A week later we went out for Halloween. Both of us loved the holiday but we spent too much time rolling around in my bed beforehand to come up with costumes. We ended up at the best live music show of the year, three of my favorite bands at a famously run-down strip club, in the basement of the famously run-down Clermont Hotel. We were maybe a third of the way through the opening act when she looked at me and said “Nice boots. Wanna fuck?”
On one hand I was sorry I missed the rest of the show. On the other...

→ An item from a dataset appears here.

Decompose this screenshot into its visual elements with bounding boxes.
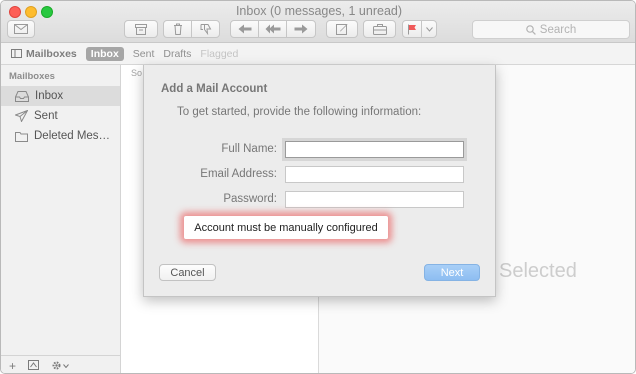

"It's like a big surrealistic drawing by Picasso with this and that reaching for this and that - even Picasso doesn’t want to be too accurate. It’s the Garden of Eden and anything goes. I can’t think of anything more beautiful in my life (& aesthetic) than to hold a naked girl in my arms, sideways on a bed, in the first preliminary kiss. The velvet back. The hair, in which Obis, Parañas & Euphrates run. The nape of the neck, the original person now turned into a serpentine Eve by the Fall of the Garden where you feel the actual animal soul personal muscles and there’s no sex - but O the rest so soft and unlikely - If men were as soft I'd love them as so - To think that a soft woman desires a hard and hairy man! The thought of it amazes me: where's the beauty? But Ruth explains to me (As I asked, for kicks) that because of her excessive softness and bellies of wheat she grew sick and tired of all that, and desired roughness - in which she saw beauty by contrast - and so like Picasso again, and like in a Jan Müller Garden, we mortified Mars with our exchanges of hard & soft - With a few extra tricks, politely by Vienna - that led to a breathless timeless night of seer lovely delight, ending with sleep.
We ate and plowed eachother hungrily."
Jack Kerouac, from Desolation Angels

Some time later, she said one of the reasons she liked me was that I'd thought to bring warmups that night at Brud's and that I'd been a gentleman and not put the moves on her, even though she wanted me to.
Sounds like the beginning of your typical love story.
Would you prefer I fast forward a bit, like some made for TV movie where we don’t have time for the intimate details, and can’t get them past the censors anyway, so we cut straight to the trouble and strife with no real  plot or character development in between?
Too bad.

"After all, the only reason for life or a story is 'What Happened Next?'"
Jack Kerouac, from Desolation Angels

This story isn’t about the beginning or the end, but the ride in between. You’ve got to take the whole ride, the dizzying highs, the terrifying lows...

“You know, some folks like the merry-go-round. But it just goes round and round. I like the rollercoaster.” to paraphrase the grandmother character from the Steve Martin film Parenthood.